A lot ended that night. Japan’s reliance on nuclear power - which had grown alongside its shinkansen bullet trains. Taiwan also subsequently decided to shutter some of its own nuclear power plants (they were very nearly the same as those built at Fukushima, also beside the sea, and also in a seismically active area). A lot of other countries started looking with far more scepticism at their nuclear power plants and plans. France, whose nuclear power plants took that country to the highest reliance on nuclear anywhere and where those plants were key to the growth of high-speed rail there, is considering moving away from nuclear power generation. The biggest firms designing and building nuclear power plants quickly found themselves in dire straits.

How much nuclear power should we use in the future, particularly as we build the fossil fuel-free future? The answer is complex and nuanced, controversial and full of challenges.

The return of Nuclear Power

(work in progress)

Listen to some critics of nuclear power and you’ll hear the arguments that, post-Chernobyl and post-Fukushima, we can never go back to nuclear power. Listen to proponents and you’ll hear assertions as strong as the belief that it is infeasible to build a post-fossil-fuel world without nuclear power. The nuanced point seems to be: we definitely cannot go back to nuclear power as it was implemented in Russia in the 1980s and even to some of the practices inside TEPCO, the Tokyo Electric Power Company responsible for the Fukushima plants. We still must also be wary of global proliferation of Uranium, even enriched “only” to the levels needed for nuclear power plants.

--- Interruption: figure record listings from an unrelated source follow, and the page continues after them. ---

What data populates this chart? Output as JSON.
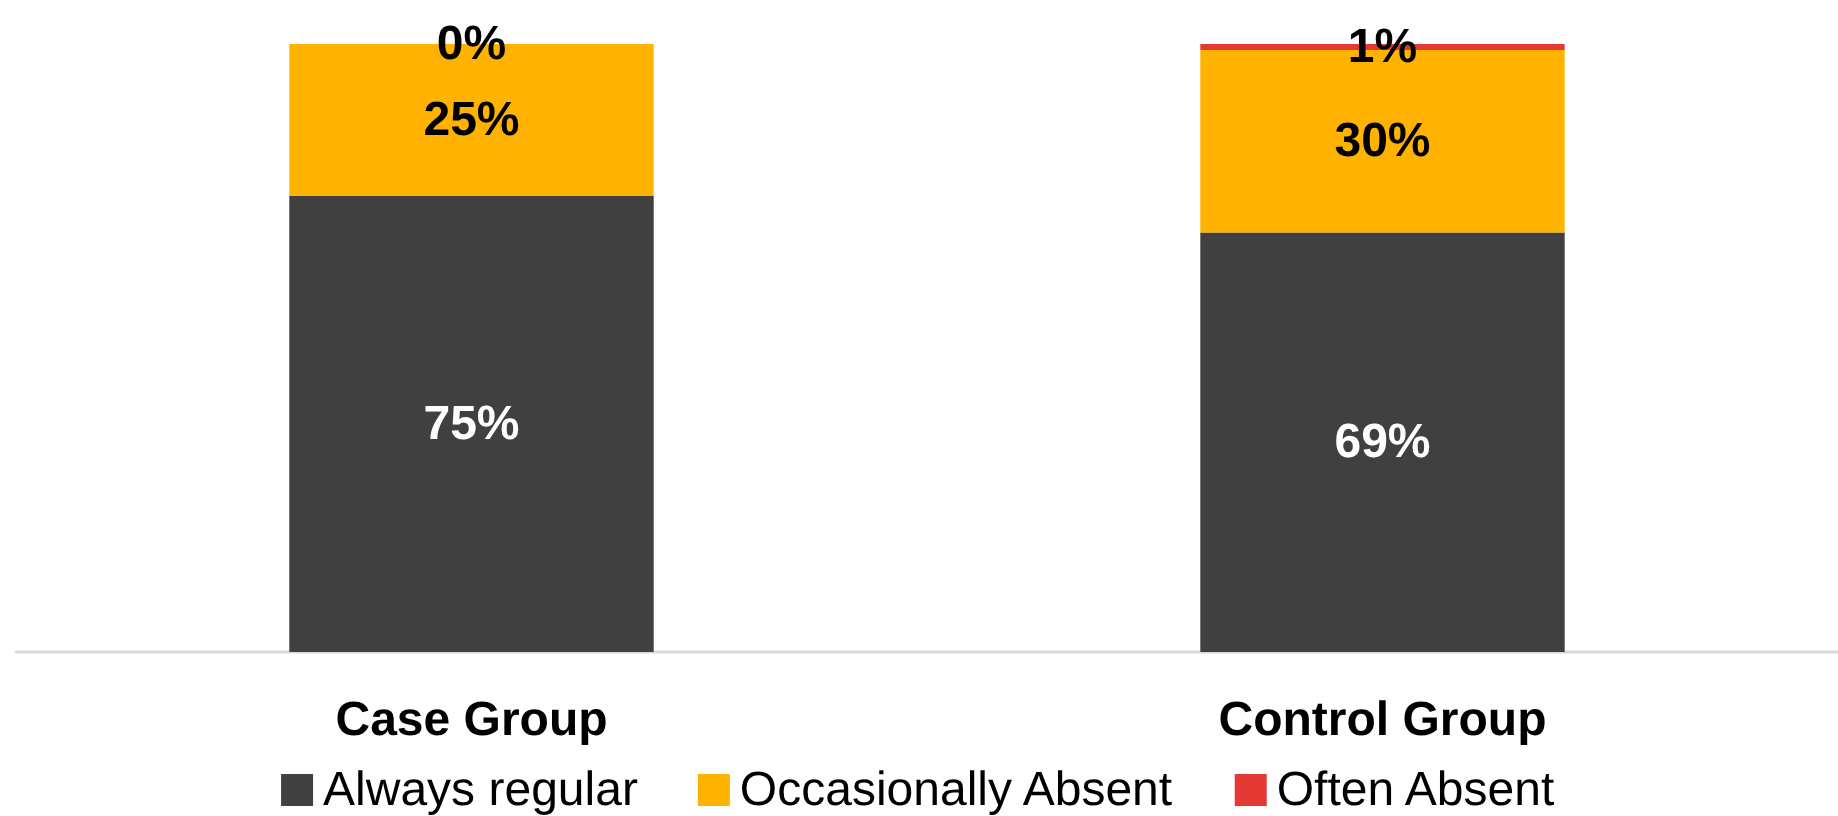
{
  "chart_data": {
    "type": "bar",
    "stacked": true,
    "categories": [
      "Case Group",
      "Control Group"
    ],
    "series": [
      {
        "name": "Always regular",
        "color": "#404040",
        "values": [
          75,
          69
        ],
        "value_labels": [
          "75%",
          "69%"
        ]
      },
      {
        "name": "Occasionally Absent",
        "color": "#ffb300",
        "values": [
          25,
          30
        ],
        "value_labels": [
          "25%",
          "30%"
        ]
      },
      {
        "name": "Often Absent",
        "color": "#e53935",
        "values": [
          0,
          1
        ],
        "value_labels": [
          "0%",
          "1%"
        ]
      }
    ],
    "ylim": [
      0,
      100
    ],
    "tick_labels": "x",
    "legend": "bottom"
  }
}
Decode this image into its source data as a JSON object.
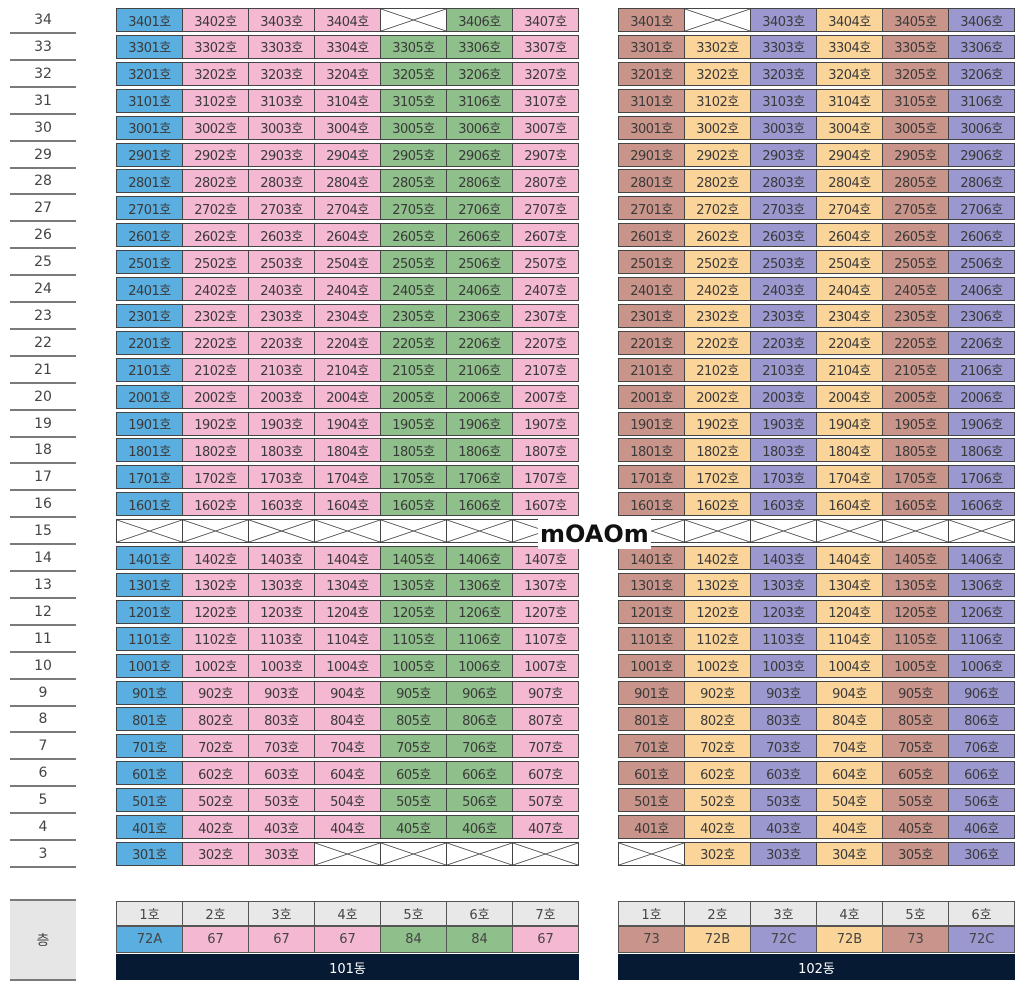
{
  "floors": [
    "34",
    "33",
    "32",
    "31",
    "30",
    "29",
    "28",
    "27",
    "26",
    "25",
    "24",
    "23",
    "22",
    "21",
    "20",
    "19",
    "18",
    "17",
    "16",
    "15",
    "14",
    "13",
    "12",
    "11",
    "10",
    "9",
    "8",
    "7",
    "6",
    "5",
    "4",
    "3"
  ],
  "floor_label": "층",
  "unit_suffix": "호",
  "colors": {
    "blue": "#5aaee0",
    "pink": "#f5b8d2",
    "green": "#8fbf8a",
    "brown": "#c9958a",
    "yellow": "#fbd49a",
    "purple": "#9b97cf",
    "header_gray": "#e8e8e8",
    "building_navy": "#071a33"
  },
  "buildings": [
    {
      "name": "101동",
      "line_labels": [
        "1호",
        "2호",
        "3호",
        "4호",
        "5호",
        "6호",
        "7호"
      ],
      "types": [
        "72A",
        "67",
        "67",
        "67",
        "84",
        "84",
        "67"
      ],
      "line_colors": [
        "blue",
        "pink",
        "pink",
        "pink",
        "green",
        "green",
        "pink"
      ],
      "missing": [
        "3405",
        "3305x",
        "1501",
        "1502",
        "1503",
        "1504",
        "1505",
        "1506",
        "1507",
        "304",
        "305",
        "306",
        "307"
      ]
    },
    {
      "name": "102동",
      "line_labels": [
        "1호",
        "2호",
        "3호",
        "4호",
        "5호",
        "6호"
      ],
      "types": [
        "73",
        "72B",
        "72C",
        "72B",
        "73",
        "72C"
      ],
      "line_colors": [
        "brown",
        "yellow",
        "purple",
        "yellow",
        "brown",
        "purple"
      ],
      "missing": [
        "3402",
        "1501",
        "1502",
        "1503",
        "1504",
        "1505",
        "1506",
        "301"
      ]
    }
  ],
  "watermark": "mOAOm"
}
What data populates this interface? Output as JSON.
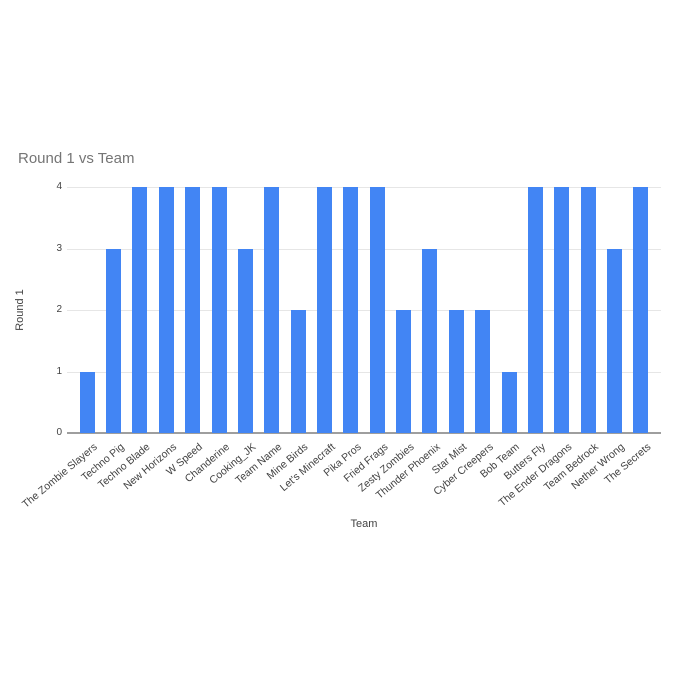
{
  "chart_data": {
    "type": "bar",
    "title": "Round 1 vs Team",
    "xlabel": "Team",
    "ylabel": "Round 1",
    "categories": [
      "The Zombie Slayers",
      "Techno Pig",
      "Techno Blade",
      "New Horizons",
      "W Speed",
      "Chanderine",
      "Cooking_JK",
      "Team Name",
      "Mine Birds",
      "Let's Minecraft",
      "Pika Pros",
      "Fried Frags",
      "Zesty Zombies",
      "Thunder Phoenix",
      "Star Mist",
      "Cyber Creepers",
      "Bob Team",
      "Butters Fly",
      "The Ender Dragons",
      "Team Bedrock",
      "Nether Wrong",
      "The Secrets"
    ],
    "values": [
      1,
      3,
      4,
      4,
      4,
      4,
      3,
      4,
      2,
      4,
      4,
      4,
      2,
      3,
      2,
      2,
      1,
      4,
      4,
      4,
      3,
      4
    ],
    "ylim": [
      0,
      4
    ],
    "yticks": [
      0,
      1,
      2,
      3,
      4
    ],
    "grid": true,
    "legend": false
  },
  "colors": {
    "bar": "#4285f4",
    "title": "#757575",
    "axis_text": "#424242",
    "gridline": "#e6e6e6",
    "baseline": "#9e9e9e",
    "background": "#ffffff"
  }
}
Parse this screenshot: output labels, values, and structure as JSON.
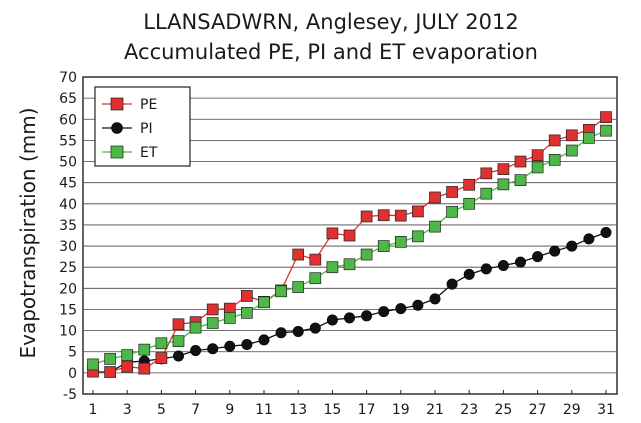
{
  "chart_data": {
    "type": "line",
    "title": "LLANSADWRN, Anglesey, JULY 2012",
    "subtitle": "Accumulated PE, PI and ET evaporation",
    "xlabel": "",
    "ylabel": "Evapotranspiration (mm)",
    "xlim": [
      1,
      31
    ],
    "ylim": [
      -5,
      70
    ],
    "x_ticks": [
      "1",
      "3",
      "5",
      "7",
      "9",
      "11",
      "13",
      "15",
      "17",
      "19",
      "21",
      "23",
      "25",
      "27",
      "29",
      "31"
    ],
    "y_ticks": [
      "-5",
      "0",
      "5",
      "10",
      "15",
      "20",
      "25",
      "30",
      "35",
      "40",
      "45",
      "50",
      "55",
      "60",
      "65",
      "70"
    ],
    "grid": "horizontal",
    "legend_position": "top-left",
    "x": [
      1,
      2,
      3,
      4,
      5,
      6,
      7,
      8,
      9,
      10,
      11,
      12,
      13,
      14,
      15,
      16,
      17,
      18,
      19,
      20,
      21,
      22,
      23,
      24,
      25,
      26,
      27,
      28,
      29,
      30,
      31
    ],
    "series": [
      {
        "name": "PE",
        "color": "#e03030",
        "marker": "square",
        "values": [
          0.3,
          0.2,
          1.5,
          1.0,
          3.5,
          11.5,
          12.0,
          15.0,
          15.2,
          18.2,
          16.8,
          19.5,
          28.0,
          26.8,
          33.0,
          32.5,
          37.0,
          37.3,
          37.2,
          38.2,
          41.5,
          42.8,
          44.5,
          47.2,
          48.2,
          50.0,
          51.5,
          55.0,
          56.2,
          57.5,
          60.5
        ]
      },
      {
        "name": "PI",
        "color": "#111111",
        "marker": "circle",
        "values": [
          0.3,
          0.2,
          2.5,
          2.8,
          3.3,
          4.0,
          5.3,
          5.7,
          6.3,
          6.7,
          7.8,
          9.5,
          9.8,
          10.6,
          12.5,
          13.0,
          13.5,
          14.5,
          15.2,
          16.0,
          17.5,
          21.0,
          23.3,
          24.6,
          25.4,
          26.2,
          27.5,
          28.8,
          30.0,
          31.7,
          33.2
        ]
      },
      {
        "name": "ET",
        "color": "#4db848",
        "marker": "square",
        "values": [
          2.0,
          3.3,
          4.2,
          5.5,
          7.0,
          7.5,
          10.7,
          11.8,
          13.0,
          14.2,
          16.7,
          19.3,
          20.3,
          22.4,
          25.0,
          25.7,
          28.0,
          30.0,
          31.0,
          32.3,
          34.6,
          38.1,
          40.0,
          42.4,
          44.6,
          45.6,
          48.6,
          50.4,
          52.6,
          55.6,
          57.3
        ]
      }
    ]
  }
}
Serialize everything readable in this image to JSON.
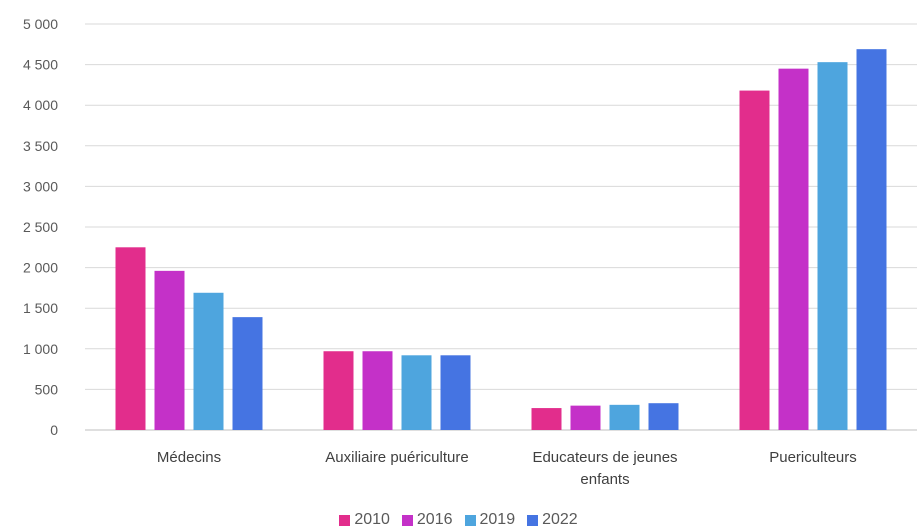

Even the cost and risk models for nuclear power are greatly variant from those for other energy types: the risk model, obviously, because public perceptions are shaped by catastrophes, such as Fukushima, Chernobyl and (less catastrophic) Three Mile Island. Yet, by many measures, even these and the long-term creation of nuclear waste put less radiating materials into the environment than do the by-products of burning coal. There is something odd about how humans deal with risk: we’re transfixed and terrified by rare but horrific events - plane crashes, for example - but tend to be far more casual about persistent, background risks that are statistically more dangerous - car crashes, to pick the most obvious comparison, kill immeasurably more people than plane crashes.

Can the coming decades bring forward innovations in nuclear power that at once enhance safety and lower the operating costs? That seems to be feasible on paper, and a few startups firms and government labs are, indeed, pursuing that approach.

Comparative Costs

A utility CEO is quoted as saying that new nuclear plants in the USA are not economical, because of the low, relative costs of natural gas for new power plants. Even in his careful remarks you can see the incompleteness of the analysis:

  • His cost analysis of nuclear power MUST include decades of financing and insurance against the (relatively low, but still non-negligible) risks of nuclear catastrophe. These, for him, for his company, are not external costs.

  • His cost analysis of natural gas necessarily excludes as external the costs to the rest of the world for damage caused by the fumes, gases, particulates that the plant would create.